At the cancer ward (after her successful surgery) when she was weak and unable to move, she saw me looking at her with sadness and said, “Sorry you have to see me like this.” She found the time to apologise to bystanders for having cancer.

She loved singing and music and chanting her bhajjans and putting coconut oil in our hair on Sunday mornings. She would make us her trademark yellow dosas and chai using utensils given to her as wedding presents 50 years ago. She was someone who didn’t throw away the plastic cutlery that comes with home-delivered Chinese food. She would wash and reuse them. “Why should we throw them? We can use them.” And they will sit, unused, for another 50 years.

I’m glad she remained sharp of mind until the end. When I was leaving Bombay in January, she asked me to sit next to her on the bed and kissed me and said “I love you”. She would sing to us in Konkani about love all through our childhoods but she had never said those three words. I knew then that she was ready. She had checked out of the hotel. When her voice began failing, maybe she thought her story was told. I wish I had recorded her stories when she was alive. I told her to write them down but I don’t think she told stories to document them. I think she told them because she loved doing it. She loved holding an audience as I hope I’ve held you. So here’s to her, the storyteller never silenced.


Satwik Mudgal said...

Great read! This reminds me of my babaji (grandpa), his stories and how he taught me English like he taught hundreds of other kids around him. Nice blog!

Sujata Potay said...

Dear Shravan,

I am a friend of your parents. I got a message from your dad to read this post on your blog, and i am so glad I did. You seem to have inherited the gift of story-telling from your dadima, (and the gift of writing from your parents, if I may add).
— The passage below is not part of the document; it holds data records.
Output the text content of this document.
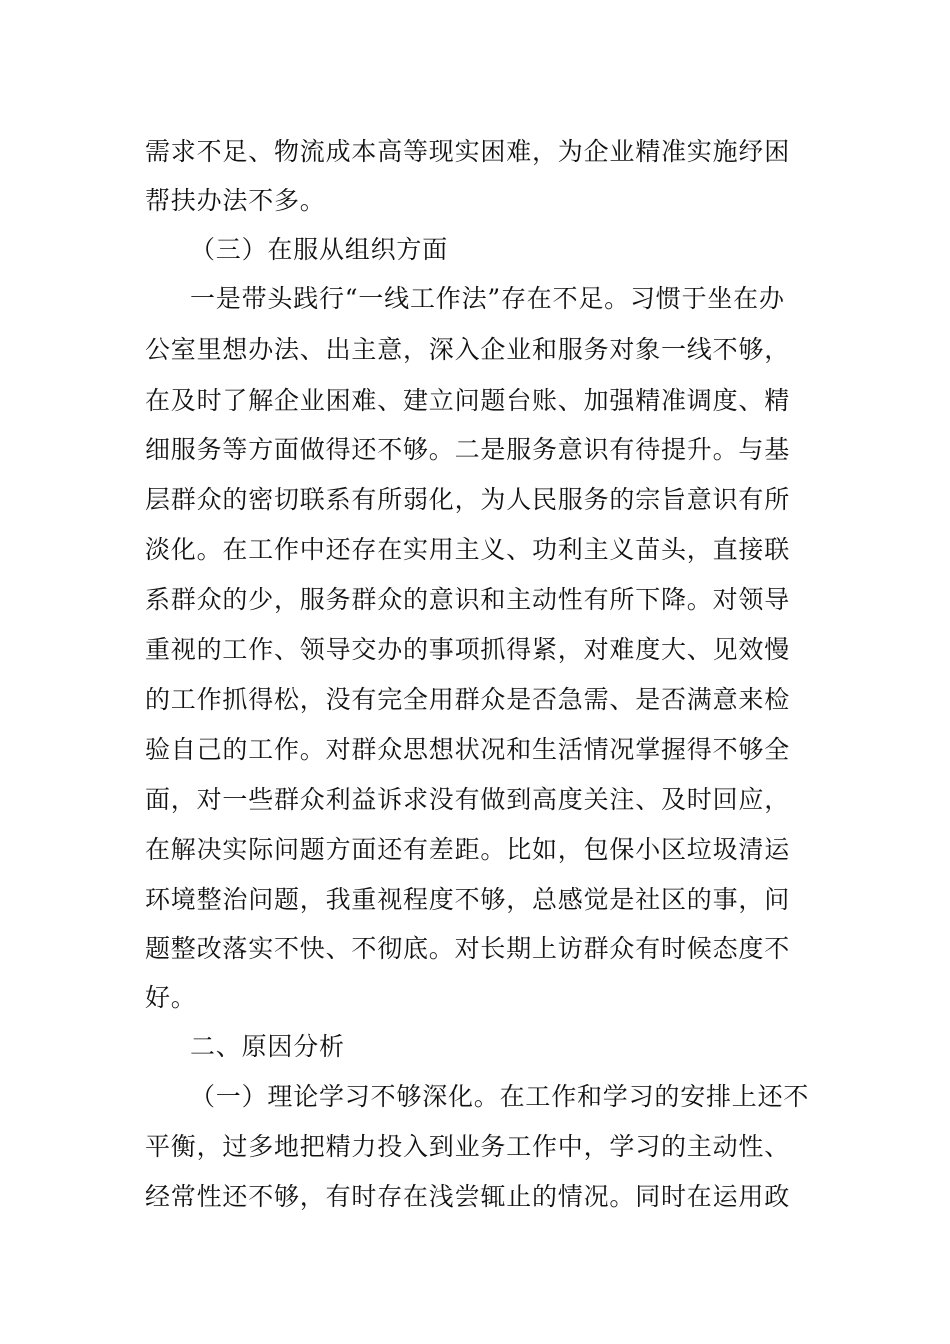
需求不足、物流成本高等现实困难，为企业精准实施纾困
帮扶办法不多。
（三）在服从组织方面
一是带头践行“一线工作法”存在不足。习惯于坐在办
公室里想办法、出主意，深入企业和服务对象一线不够，
在及时了解企业困难、建立问题台账、加强精准调度、精
细服务等方面做得还不够。二是服务意识有待提升。与基
层群众的密切联系有所弱化，为人民服务的宗旨意识有所
淡化。在工作中还存在实用主义、功利主义苗头，直接联
系群众的少，服务群众的意识和主动性有所下降。对领导
重视的工作、领导交办的事项抓得紧，对难度大、见效慢
的工作抓得松，没有完全用群众是否急需、是否满意来检
验自己的工作。对群众思想状况和生活情况掌握得不够全
面，对一些群众利益诉求没有做到高度关注、及时回应，
在解决实际问题方面还有差距。比如，包保小区垃圾清运
环境整治问题，我重视程度不够，总感觉是社区的事，问
题整改落实不快、不彻底。对长期上访群众有时候态度不
好。
二、原因分析
（一）理论学习不够深化。在工作和学习的安排上还不
平衡，过多地把精力投入到业务工作中，学习的主动性、
经常性还不够，有时存在浅尝辄止的情况。同时在运用政
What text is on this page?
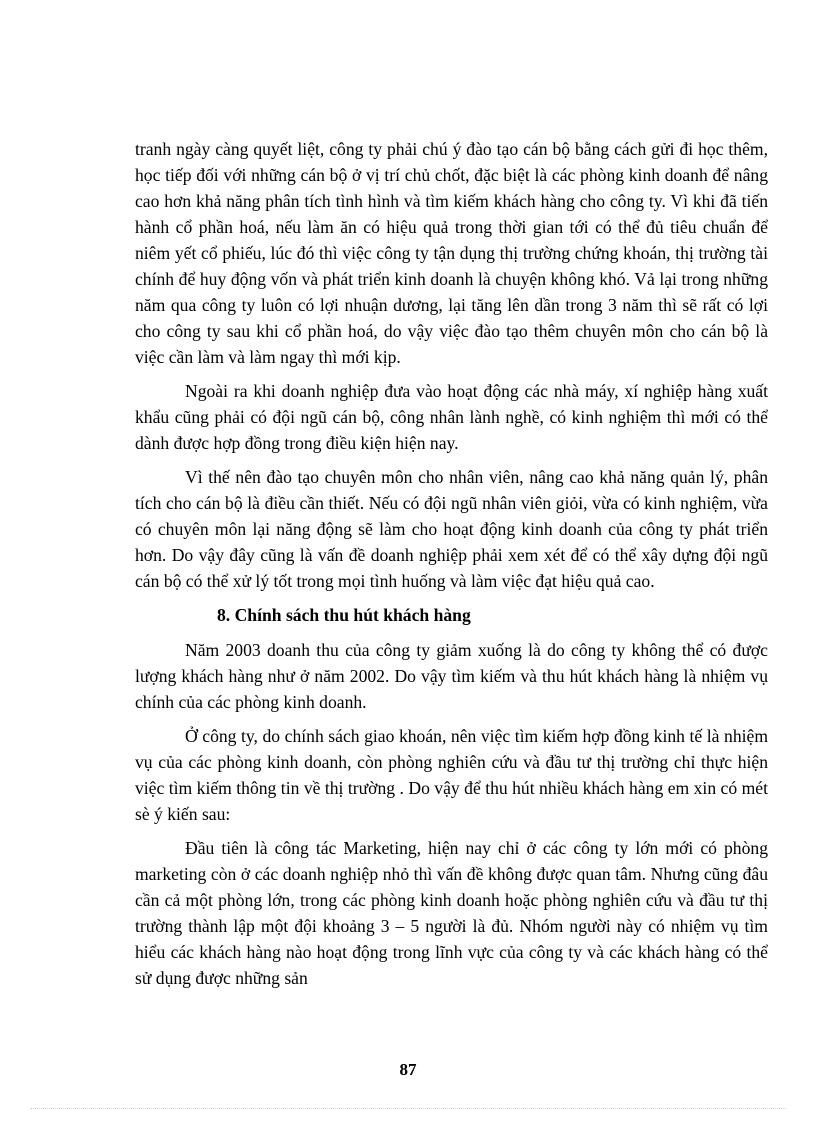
tranh ngày càng quyết liệt, công ty phải chú ý đào tạo cán bộ bằng cách gửi đi học thêm, học tiếp đối với những cán bộ ở vị trí chủ chốt, đặc biệt là các phòng kinh doanh để nâng cao hơn khả năng phân tích tình hình và tìm kiếm khách hàng cho công ty. Vì khi đã tiến hành cổ phần hoá, nếu làm ăn có hiệu quả trong thời gian tới có thể đủ tiêu chuẩn để niêm yết cổ phiếu, lúc đó thì việc công ty tận dụng thị trường chứng khoán, thị trường tài chính để huy động vốn và phát triển kinh doanh là chuyện không khó. Vả lại trong những năm qua công ty luôn có lợi nhuận dương, lại tăng lên dần trong 3 năm thì sẽ rất có lợi cho công ty sau khi cổ phần hoá, do vậy việc đào tạo thêm chuyên môn cho cán bộ là việc cần làm và làm ngay thì mới kịp.

Ngoài ra khi doanh nghiệp đưa vào hoạt động các nhà máy, xí nghiệp hàng xuất khẩu cũng phải có đội ngũ cán bộ, công nhân lành nghề, có kinh nghiệm thì mới có thể dành được hợp đồng trong điều kiện hiện nay.

Vì thế nên đào tạo chuyên môn cho nhân viên, nâng cao khả năng quản lý, phân tích cho cán bộ là điều cần thiết. Nếu có đội ngũ nhân viên giỏi, vừa có kinh nghiệm, vừa có chuyên môn lại năng động sẽ làm cho hoạt động kinh doanh của công ty phát triển hơn. Do vậy đây cũng là vấn đề doanh nghiệp phải xem xét để có thể xây dựng đội ngũ cán bộ có thể xử lý tốt trong mọi tình huống và làm việc đạt hiệu quả cao.

8. Chính sách thu hút khách hàng

Năm 2003 doanh thu của công ty giảm xuống là do công ty không thể có được lượng khách hàng như ở năm 2002. Do vậy tìm kiếm và thu hút khách hàng là nhiệm vụ chính của các phòng kinh doanh.

Ở công ty, do chính sách giao khoán, nên việc tìm kiếm hợp đồng kinh tế là nhiệm vụ của các phòng kinh doanh, còn phòng nghiên cứu và đầu tư thị trường chỉ thực hiện việc tìm kiếm thông tin về thị trường . Do vậy để thu hút nhiều khách hàng em xin có mét sè ý kiến sau:

Đầu tiên là công tác Marketing, hiện nay chỉ ở các công ty lớn mới có phòng marketing còn ở các doanh nghiệp nhỏ thì vấn đề không được quan tâm. Nhưng cũng đâu cần cả một phòng lớn, trong các phòng kinh doanh hoặc phòng nghiên cứu và đầu tư thị trường thành lập một đội khoảng 3 – 5 người là đủ. Nhóm người này có nhiệm vụ tìm hiểu các khách hàng nào hoạt động trong lĩnh vực của công ty và các khách hàng có thể sử dụng được những sản

87
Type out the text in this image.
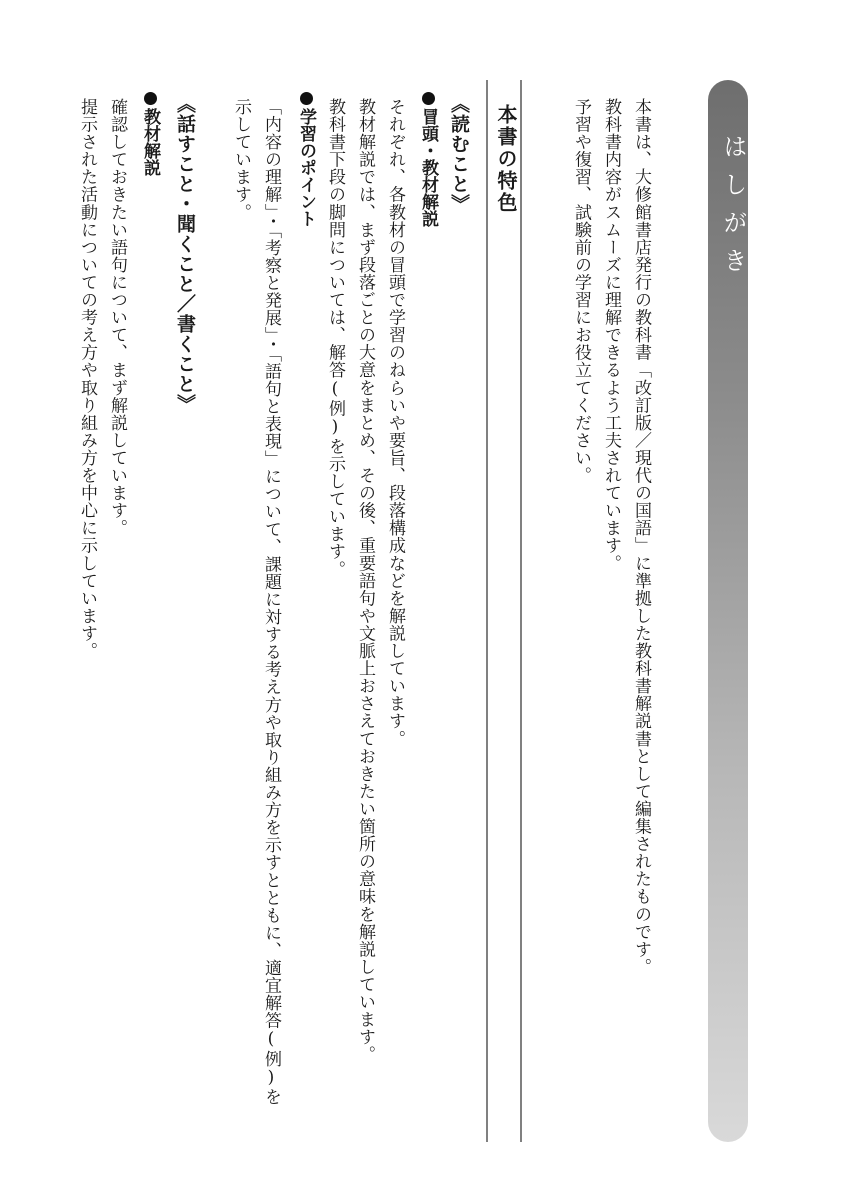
はしがき
本書は、大修館書店発行の教科書「改訂版／現代の国語」に準拠した教科書解説書として編集されたものです。
教科書内容がスムーズに理解できるよう工夫されています。
予習や復習、試験前の学習にお役立てください。
本書の特色
《読むこと》
冒頭・教材解説
それぞれ、各教材の冒頭で学習のねらいや要旨、段落構成などを解説しています。
教材解説では、まず段落ごとの大意をまとめ、その後、重要語句や文脈上おさえておきたい箇所の意味を解説しています。
教科書下段の脚問については、解答(例)を示しています。
学習のポイント
「内容の理解」・「考察と発展」・「語句と表現」について、課題に対する考え方や取り組み方を示すとともに、適宜解答(例)を
示しています。
《話すこと・聞くこと／書くこと》
教材解説
確認しておきたい語句について、まず解説しています。
提示された活動についての考え方や取り組み方を中心に示しています。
Your Dadima literally comes alive! An joyful-poignant recollection that's timeless in its content and appeal - anyone with a hint of India in them can relate to and connect with it, irrespective of age/ region. Heart-warming and goose-bumpy:-)

God bless!
Sujata Potay

Lissa said...

Came back to read this again, and ended up getting all teary-eyed (again) even though I knew how it ended. Beautifully written and felt, as always.